Chief Joseph Dam, Columbia River, Washington* – Image credit: Wikimedia
A few posts ago I wrote that my ride was not going to be about how many tech gadgets I could bring with me [linkie]. I have to admit that I’ve found there’s a fine line, though, between bringing just what you need and going full Navin Johnson.
But I do want bright reliable LED lights front and rear without the hassle of carrying extra batteries and keeping up with them and enough auxiliary power to recharge small electronic devices, like my iPhone and Bad Elf GPS unit [linkie] on the fly. So I added to my bike build one of Schmidt’s P-238 filled hubs.
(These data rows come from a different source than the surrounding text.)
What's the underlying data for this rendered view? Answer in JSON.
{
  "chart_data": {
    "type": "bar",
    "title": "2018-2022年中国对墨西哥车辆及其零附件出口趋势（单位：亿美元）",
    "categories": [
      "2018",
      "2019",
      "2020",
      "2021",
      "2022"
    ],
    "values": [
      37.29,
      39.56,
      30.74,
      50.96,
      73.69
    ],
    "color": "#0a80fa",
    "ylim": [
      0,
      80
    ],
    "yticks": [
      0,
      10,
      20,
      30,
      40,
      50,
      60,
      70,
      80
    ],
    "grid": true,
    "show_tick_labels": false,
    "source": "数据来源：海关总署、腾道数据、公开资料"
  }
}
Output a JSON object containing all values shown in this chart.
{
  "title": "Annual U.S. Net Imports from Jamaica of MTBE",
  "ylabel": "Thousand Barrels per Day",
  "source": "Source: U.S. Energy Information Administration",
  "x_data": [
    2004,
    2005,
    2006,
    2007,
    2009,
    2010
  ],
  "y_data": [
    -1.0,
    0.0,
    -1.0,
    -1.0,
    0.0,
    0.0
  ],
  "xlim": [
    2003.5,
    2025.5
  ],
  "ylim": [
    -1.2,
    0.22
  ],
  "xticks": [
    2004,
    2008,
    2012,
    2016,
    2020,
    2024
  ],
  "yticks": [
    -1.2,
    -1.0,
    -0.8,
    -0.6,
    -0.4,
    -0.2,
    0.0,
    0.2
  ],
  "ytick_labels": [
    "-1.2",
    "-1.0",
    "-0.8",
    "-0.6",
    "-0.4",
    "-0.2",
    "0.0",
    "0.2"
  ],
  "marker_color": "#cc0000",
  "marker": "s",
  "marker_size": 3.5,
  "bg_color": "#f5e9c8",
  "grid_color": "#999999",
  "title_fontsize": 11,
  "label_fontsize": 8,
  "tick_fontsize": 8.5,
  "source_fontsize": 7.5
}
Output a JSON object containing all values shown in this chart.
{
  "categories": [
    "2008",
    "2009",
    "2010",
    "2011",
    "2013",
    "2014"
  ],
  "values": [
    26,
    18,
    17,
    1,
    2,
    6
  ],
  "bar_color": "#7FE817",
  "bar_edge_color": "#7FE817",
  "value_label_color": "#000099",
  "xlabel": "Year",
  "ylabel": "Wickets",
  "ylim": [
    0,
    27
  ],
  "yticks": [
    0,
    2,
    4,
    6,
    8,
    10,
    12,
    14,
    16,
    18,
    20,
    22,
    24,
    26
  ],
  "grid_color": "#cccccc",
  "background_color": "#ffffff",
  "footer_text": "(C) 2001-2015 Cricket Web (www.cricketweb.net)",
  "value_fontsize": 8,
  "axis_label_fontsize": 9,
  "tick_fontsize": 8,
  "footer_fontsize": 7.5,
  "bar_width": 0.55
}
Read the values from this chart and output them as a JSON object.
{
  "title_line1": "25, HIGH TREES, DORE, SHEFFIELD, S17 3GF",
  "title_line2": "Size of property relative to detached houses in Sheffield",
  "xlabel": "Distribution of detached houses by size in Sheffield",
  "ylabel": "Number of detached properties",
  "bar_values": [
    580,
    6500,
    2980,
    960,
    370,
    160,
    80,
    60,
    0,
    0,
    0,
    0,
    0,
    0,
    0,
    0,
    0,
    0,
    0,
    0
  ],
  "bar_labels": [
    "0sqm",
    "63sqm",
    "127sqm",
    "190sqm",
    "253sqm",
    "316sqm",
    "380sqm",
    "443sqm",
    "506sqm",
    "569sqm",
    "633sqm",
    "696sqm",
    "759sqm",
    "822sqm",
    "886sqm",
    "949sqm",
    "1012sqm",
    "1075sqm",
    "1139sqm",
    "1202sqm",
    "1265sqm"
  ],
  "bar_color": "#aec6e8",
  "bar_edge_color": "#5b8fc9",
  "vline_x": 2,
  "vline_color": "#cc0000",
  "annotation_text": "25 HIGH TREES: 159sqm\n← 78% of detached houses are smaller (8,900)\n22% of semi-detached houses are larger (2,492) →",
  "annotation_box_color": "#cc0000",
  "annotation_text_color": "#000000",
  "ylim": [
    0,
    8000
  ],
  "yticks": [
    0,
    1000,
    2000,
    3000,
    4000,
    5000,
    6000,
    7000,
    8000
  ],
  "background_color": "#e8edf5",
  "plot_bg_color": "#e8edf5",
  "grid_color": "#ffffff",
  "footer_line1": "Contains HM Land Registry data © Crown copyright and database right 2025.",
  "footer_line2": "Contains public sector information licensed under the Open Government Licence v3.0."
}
…heh, just kidding about the plutonium part…
You can read real facts (and probably more than you ever wanted to know) about the Schmidt dynamo hubs here [linkie]. The big thing for me is that the hub sounds bulletproof. I just need it to last about ten weeks without any issues. It sounds, though, like it will still be functioning after I’m not.
To pull off power to charge electronics I had one of these included in the build.
Yes, it’s an honest-to-gosh USB port on a bicycle. Swiss-made, too, by a company called Supernova. There’s more information here [linkie]. The little rubber cap hanging open in the photo covers the port, which delivers cleanly regulated 5 volt power at 500 milliamps. That just happens to be the spec power for USB 2. The only catch is that I have to be riding at least 12 kilometers/about eight miles per hour. Something about “engaging the flux capacitor,” probably.
But enough about tech. In the next post we’ll talk about why my ride is different from this guy’s [linkie], and how I intend to keep it that way.
David Edgren
* I have to admit that having the bike built in the Pacific Northwest, where pretty much everything runs off hydro power, put me in a “if they can do it, I can do it too” frame of mind. I love wild rivers as much as the next guy, but the hydro dams up here are, by and large, magnificent pieces of civil engineering.